Just another learner

One day I was surprised to find out that I had offended one of the Thai female teachers from my school. The truth is that, during an informal chit-chat, I might have used Thai slang, and thus I involuntarily offended the Thai teacher I was conversing with.

The funny thing was that I found out about my rudeness, a few days after my conversation with that Thai teacher, from my superiors. The subject was brought up very carefully, but as I am a straight forward person, I asked to be told exactly what the problem was. I would have liked to be told by the teacher who got offended by what I had said in Thai, but she chose not to, and rather preferred to let the rumors go around the school and eventually reach the ears of my bosses. If I had been offended by anyone, regardless of nationality and/or social position, I would have told that person straight away! But, I guess, that’s just me.

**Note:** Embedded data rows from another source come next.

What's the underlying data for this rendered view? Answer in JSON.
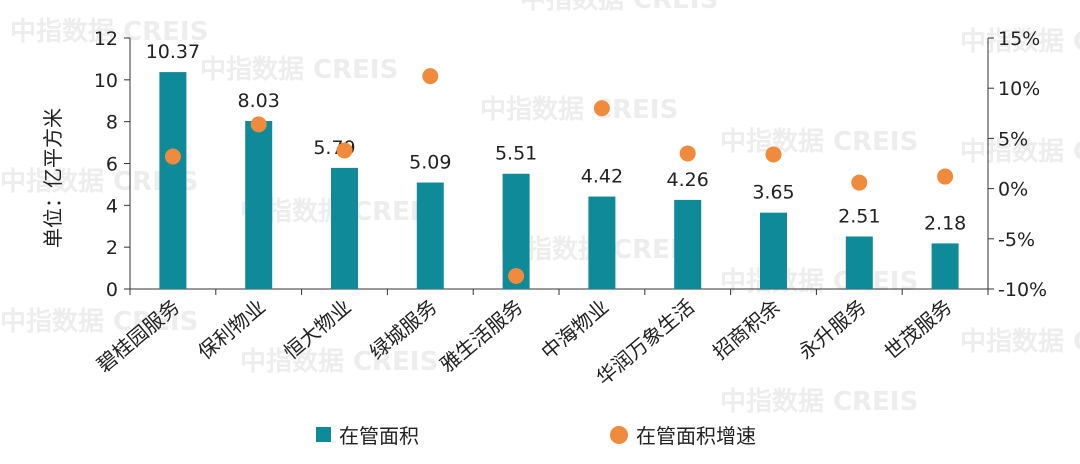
{
  "chart_data": {
    "type": "bar",
    "categories": [
      "碧桂园服务",
      "保利物业",
      "恒大物业",
      "绿城服务",
      "雅生活服务",
      "中海物业",
      "华润万象生活",
      "招商积余",
      "永升服务",
      "世茂服务"
    ],
    "series": [
      {
        "name": "在管面积",
        "type": "bar",
        "axis": "left",
        "values": [
          10.37,
          8.03,
          5.79,
          5.09,
          5.51,
          4.42,
          4.26,
          3.65,
          2.51,
          2.18
        ],
        "labels": [
          "10.37",
          "8.03",
          "5.79",
          "5.09",
          "5.51",
          "4.42",
          "4.26",
          "3.65",
          "2.51",
          "2.18"
        ],
        "color": "#0e8a98"
      },
      {
        "name": "在管面积增速",
        "type": "scatter",
        "axis": "right",
        "values": [
          3.2,
          6.4,
          3.8,
          11.2,
          -8.7,
          8.0,
          3.5,
          3.4,
          0.6,
          1.2
        ],
        "color": "#f08a3c"
      }
    ],
    "ylabel": "单位：亿平方米",
    "ylim": [
      0,
      12
    ],
    "yticks": [
      "0",
      "2",
      "4",
      "6",
      "8",
      "10",
      "12"
    ],
    "y2lim": [
      -10,
      15
    ],
    "y2ticks": [
      "-10%",
      "-5%",
      "0%",
      "5%",
      "10%",
      "15%"
    ],
    "legend_position": "bottom"
  },
  "watermark": "中指数据 CREIS"
}
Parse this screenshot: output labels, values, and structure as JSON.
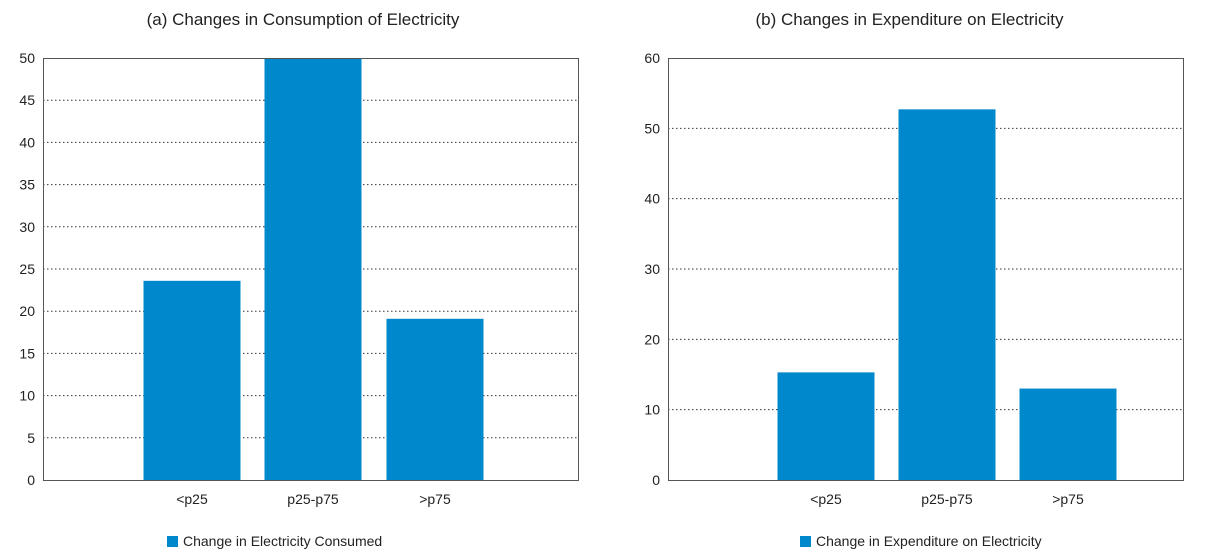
{
  "colors": {
    "bar": "#0088cc",
    "grid": "#333333",
    "axis": "#555555"
  },
  "chart_data": [
    {
      "type": "bar",
      "title": "(a) Changes in Consumption of Electricity",
      "categories": [
        "<p25",
        "p25-p75",
        ">p75"
      ],
      "series": [
        {
          "name": "Change in Electricity Consumed",
          "values": [
            23.6,
            50,
            19.1
          ]
        }
      ],
      "xlabel": "",
      "ylabel": "",
      "ylim": [
        0,
        50
      ],
      "yticks": [
        0,
        5,
        10,
        15,
        20,
        25,
        30,
        35,
        40,
        45,
        50
      ],
      "grid": "dotted horizontal",
      "legend": "bottom"
    },
    {
      "type": "bar",
      "title": "(b) Changes in Expenditure on Electricity",
      "categories": [
        "<p25",
        "p25-p75",
        ">p75"
      ],
      "series": [
        {
          "name": "Change in Expenditure on Electricity",
          "values": [
            15.3,
            52.7,
            13
          ]
        }
      ],
      "xlabel": "",
      "ylabel": "",
      "ylim": [
        0,
        60
      ],
      "yticks": [
        0,
        10,
        20,
        30,
        40,
        50,
        60
      ],
      "grid": "dotted horizontal",
      "legend": "bottom"
    }
  ]
}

Now, the question is why did I speak that way to that teacher? The answer is simple: because that’s the way I speak Thai. For me, learning a new language just happens. I don’t need to put too much extra effort into it. I learned Italian, while still a kid, by watching Rai Uno and Rai Due; I learned French by not paying attention to what the French teacher was saying in class; I can understand Spanish just because I am familiar with 3 other Latin languages – Romanian, Italian, and French; and I learned Thai by listening to the people on the street. I had some failed attempts at studying, in a proper classroom, Japanese and Arabic, but as I was not exposed enough to these two languages, I can remember only a few phrases I had memorized (which can be used in any situation!).

So, today (after years in Thailand) I am able to speak the language Thai people speak on the streets. But sometimes (in fact most of the times!), the every-day Thai is not polite, and it is taboo to use it at work or in the hi-so. But the Thais forget that I’m not a native speaker of Thai, and maybe they don’t even know that I have never studied Thai the way languages are learned at school. Nobody taught me how to say the five tones; nobody told me the exact subterfuge meanings of common words, that when used in certain contexts (or pronounced in certain tones), are very rude. I just picked everything up in my daily interactions with the Thais. And, as I have no dealings at all with the high society, my Thai probably contains a lot of slang.

Having said all these, I have to admit that I am aware of the “correct” way of speaking Thai, but it’s just not me! This is it, and I admit it, and that is why I am ready to apologize for the rude words I might have said.

As I was writing these lines, I had an epiphany. I realized why it is so difficult for the Thais who have reached adulthood to learn English! It is because their minds are corseted to the strict rules of a society that, when it finds itself in a classroom situation, cannot open its mind wide enough to receive someone else’s language. As for me, just bring it on. Good or bad. After all, I’m just another learner who tries (not too hard though 🙁 ) to achieve fluency in a language that is considered to be amongst the most difficult languages on Earth.